Wednesday, September 8, 2010

Blog 1: Revising the Assessment Tool

Assessment is a tricky business – and it is increasingly a business, with outside organizations that require us to assess and those that can advise us on assessment. Some schools even have assessment officers or even assessment offices who/that are responsible for helping faculty to devise and revise assessment measures. This push toward more and better assessment is motivated by the desire to measure what goes well in college and what does not go well – and to determine what sort of difference a college education makes in your life, how it makes that difference, and how that difference can best be made. With so much money at stake – and students going into heavy debt in order to get a college education – it makes sense that we would do this. But money aside, we in the Humanities place intrinsic value on what we do (meaning that we value it for its own sake) and so want to do the best possible job that we can in helping you to understand the Humanities and, in doing so, helping you to gain the insight and skills and increased literacy and awareness that comes with such understanding.

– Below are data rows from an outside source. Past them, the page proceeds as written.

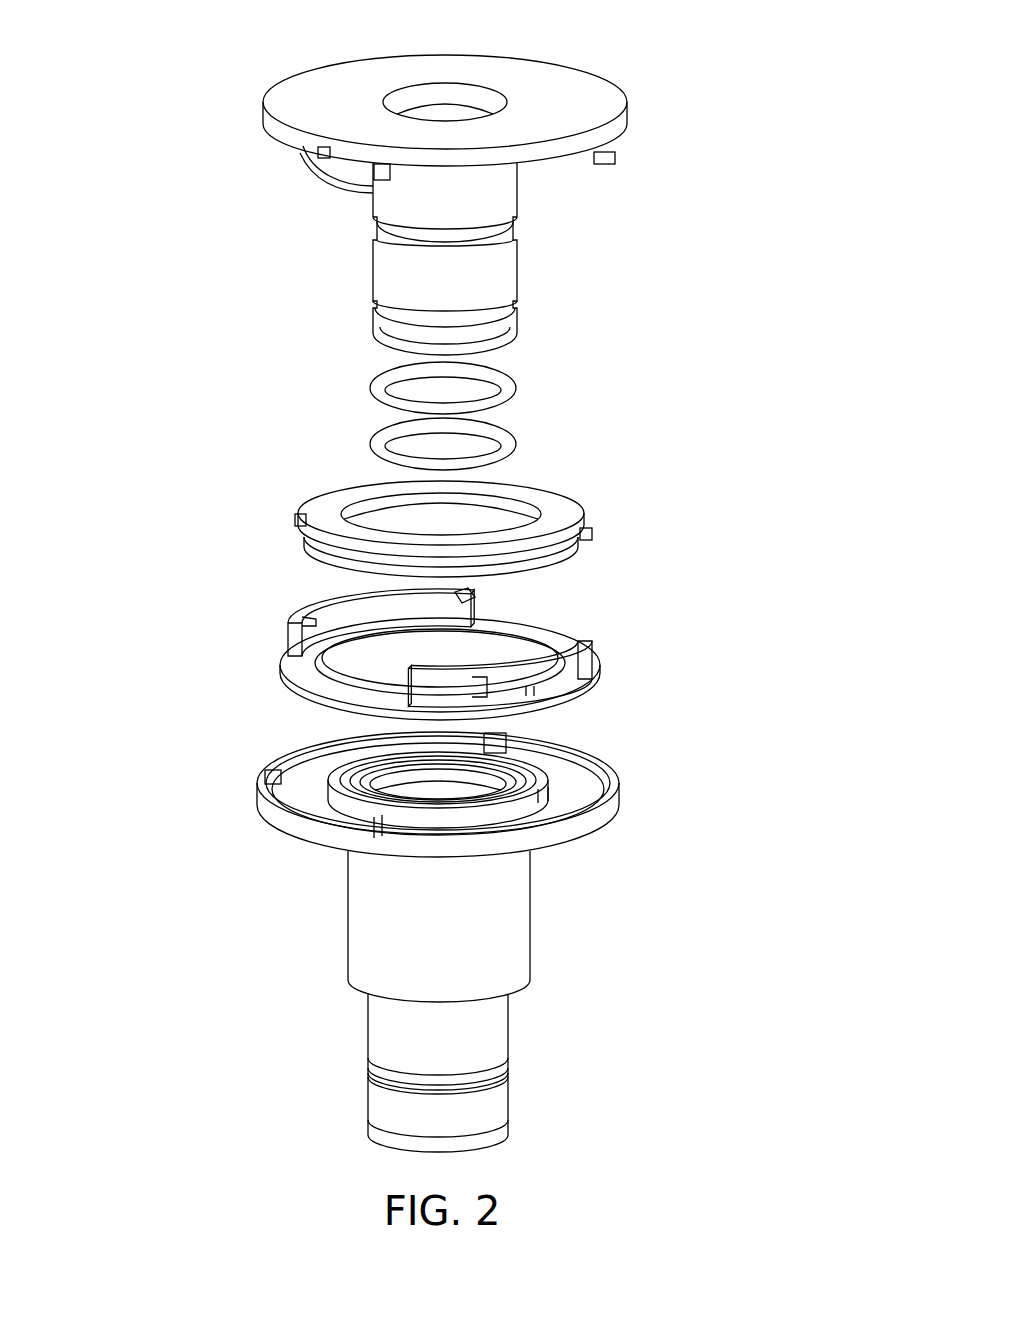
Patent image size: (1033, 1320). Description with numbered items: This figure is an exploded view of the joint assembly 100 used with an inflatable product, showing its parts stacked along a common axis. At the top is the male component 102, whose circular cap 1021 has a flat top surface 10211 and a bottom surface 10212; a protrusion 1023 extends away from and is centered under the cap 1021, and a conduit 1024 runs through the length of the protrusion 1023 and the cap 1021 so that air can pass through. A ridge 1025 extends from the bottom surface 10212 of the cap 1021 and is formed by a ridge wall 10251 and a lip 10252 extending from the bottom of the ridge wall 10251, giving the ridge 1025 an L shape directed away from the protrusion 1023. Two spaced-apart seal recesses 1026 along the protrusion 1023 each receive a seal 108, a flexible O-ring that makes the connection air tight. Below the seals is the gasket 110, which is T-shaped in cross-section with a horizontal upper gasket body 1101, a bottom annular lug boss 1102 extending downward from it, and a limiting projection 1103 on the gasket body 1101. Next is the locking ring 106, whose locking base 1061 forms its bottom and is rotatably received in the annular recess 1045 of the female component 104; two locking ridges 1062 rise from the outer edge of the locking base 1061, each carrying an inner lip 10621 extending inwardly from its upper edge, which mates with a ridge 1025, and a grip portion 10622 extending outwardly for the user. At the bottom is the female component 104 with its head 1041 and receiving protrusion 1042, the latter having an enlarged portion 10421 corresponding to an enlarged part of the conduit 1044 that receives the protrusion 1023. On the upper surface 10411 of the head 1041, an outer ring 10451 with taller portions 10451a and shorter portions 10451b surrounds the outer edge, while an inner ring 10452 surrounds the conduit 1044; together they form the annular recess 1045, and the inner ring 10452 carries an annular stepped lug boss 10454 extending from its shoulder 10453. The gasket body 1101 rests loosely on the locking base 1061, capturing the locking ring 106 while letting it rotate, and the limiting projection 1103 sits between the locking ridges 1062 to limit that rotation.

The joint assembly 100 is at (710, 143).
The male component 102 is at (666, 252).
The cap 1021 is at (596, 100).
The flat top surface 10211 is at (298, 106).
The bottom surface 10212 is at (528, 170).
The protrusion 1023 is at (346, 320).
The conduit 1024 is at (448, 108).
The ridge 1025 is at (222, 152).
The ridge wall 10251 is at (390, 180).
The lip 10252 is at (320, 166).
The seal recess 1026 is at (366, 222).
The seal 108 is at (358, 388).
The gasket 110 is at (622, 522).
The upper gasket body 1101 is at (340, 515).
The bottom annular lug boss 1102 is at (574, 542).
The limiting projection 1103 is at (298, 516).
The locking ring 106 is at (680, 678).
The locking base 1061 is at (549, 632).
The locking ridge 1062 is at (288, 622).
The inner lip 10621 is at (312, 612).
The grip portion 10622 is at (530, 690).
The female component 104 is at (192, 816).
The head 1041 is at (646, 802).
The upper surface 10411 is at (592, 776).
The receiving protrusion 1042 is at (320, 1035).
The enlarged portion 10421 is at (514, 955).
The conduit 1044 is at (333, 763).
The annular recess 1045 is at (318, 792).
The outer ring 10451 is at (250, 777).
The taller portions 10451a is at (357, 790).
The shorter portions 10451b is at (268, 812).
The inner ring 10452 is at (552, 800).
The shoulder 10453 is at (573, 790).
The annular stepped lug boss 10454 is at (508, 790).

Our primary assessment tool in Humanties I and II (HUMN 2001 and 2002) is an extemporaneous essay exam. Typically, you are asked to write an essay or two in response to a question that you may – but often do not exactly – know in advance. In this essay you compare and contrast cultures, and you analyze specific artistic productions of a culture. You receive a numeric grade that is itself a number formed from three numeric grades given independently by three different professors. In general, you receive no specific feedback (i.e., no feedback directed toward your essay and its particular strengths and weaknesses) and so have no clear sense of why you earned the grade you earned. There are reasons for this: with respect to the final score, it can (for a variety of reasons) get tricky when the exact grade of each instructor is known, and with respect to the lack of comments, it can get tricky if all three instructors comment and, more importantly, there is not enough time to comment on so many essays (many instructors have to two or three sections and so have to read eight to a hundred-and-twenty of these) in a timely fashion (since midterm and final grades are due so quickly, and, to complicate matters further, the team has to grade one stack and then quickly pass it along to teammates).

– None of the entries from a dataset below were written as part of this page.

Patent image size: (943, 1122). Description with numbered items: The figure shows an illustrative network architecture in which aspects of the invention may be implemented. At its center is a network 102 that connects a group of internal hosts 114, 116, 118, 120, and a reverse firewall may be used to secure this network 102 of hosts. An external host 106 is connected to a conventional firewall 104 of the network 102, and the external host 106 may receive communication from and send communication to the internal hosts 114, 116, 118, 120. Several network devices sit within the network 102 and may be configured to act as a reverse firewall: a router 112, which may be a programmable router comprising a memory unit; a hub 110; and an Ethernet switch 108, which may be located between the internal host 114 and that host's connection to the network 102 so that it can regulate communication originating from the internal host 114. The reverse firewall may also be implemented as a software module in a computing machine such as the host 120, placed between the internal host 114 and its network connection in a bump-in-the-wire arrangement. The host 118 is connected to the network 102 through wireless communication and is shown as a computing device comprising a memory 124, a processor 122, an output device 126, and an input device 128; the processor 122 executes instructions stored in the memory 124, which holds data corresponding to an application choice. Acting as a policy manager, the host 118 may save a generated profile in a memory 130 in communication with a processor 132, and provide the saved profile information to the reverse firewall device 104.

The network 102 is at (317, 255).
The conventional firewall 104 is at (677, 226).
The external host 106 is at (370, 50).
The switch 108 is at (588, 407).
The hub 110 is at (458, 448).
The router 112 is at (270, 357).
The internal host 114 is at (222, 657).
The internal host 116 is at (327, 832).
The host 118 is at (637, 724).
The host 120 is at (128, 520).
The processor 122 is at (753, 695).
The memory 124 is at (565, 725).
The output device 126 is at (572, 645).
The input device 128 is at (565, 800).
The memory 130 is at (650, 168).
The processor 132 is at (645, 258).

There are things about this process that I value. I think that the essay does indeed require you to do what we want you to be able to do as a result of this course, and I think that it shows whether or not and to what extent you have done this. However, it comes with certain consequences. First, the grading is not transparent. Second, there is no clear means for helping you to improve. Third, it is very difficult for an outsider to quickly assess this assessment. In other words, the essay has you do many things all at once, and each assessed part is not clearly broken out. This also makes it hard for students: students leave points on the table in part because they get caught up with composing and in the process skip over some of thinking for which we are looking. (We see a lot of filler – or things that might make for a nice Composition essay but are not necessary for our Humanities exams.) What is worse, you might not know whether you’re doing this, and if so, where and how you are doing it (“it” meaning ‘leaving points on the table’).

The assessment tool that we are attempting to devise – with your help – attempts to get you to do all the things that you should be doing in the essay, and it breaks them out into discrete parts. Thus, as Elizabeth noted in class, it is indeed an essay broken into parts. This should, we hope, have many advantages. First, it makes clear what should be there, so that if you skip some part of it, you do so knowingly. Thus, for instance, you shouldn’t lose points for failing to define terms in an essay, or making the historical context (background events and trends) clear, or not having a thesis – although many students do fail to provide those things in their essays. Second, students sometimes write unbalanced essays, meaning that they put too much into one part of the essay and so lose out on the points to be earned elsewhere. This sheet should help you to balance what you write. Third, you won’t have to worry about compositional skills, such as transitions and topic sentences and they like. Fourth, it is easier to practice the assessment with these sheets, whereas there’s no real practice (with feedback) with the essays. Fifth, the grading will be transparent: it will be clear where you do – or fail to – earn points. Lastly, since each sheet will focus on a specific discipline, we’ll each grade the one focused on our discipline – so we won’t each grade every one – and this will make grading go faster. In fact, we plan to grade as a team so that we can ask each other questions and calibrate our grading as we go. This is a large part of what will enable us to grade assessments throughout the semester and not just as midterm and final.

The assessments will still be tough, as should be clear from the bit of practice that we’ve done. You’ll have to know your stuff – historical context, period concepts, thematic questions, the focus pieces, and how to analyze those pieces. But our hope is that what we’re doing gives you greater awareness of what is going on, more control over what you are doing, and a more transparent sense of what you are graded on and how and why you earn the grade that you earn.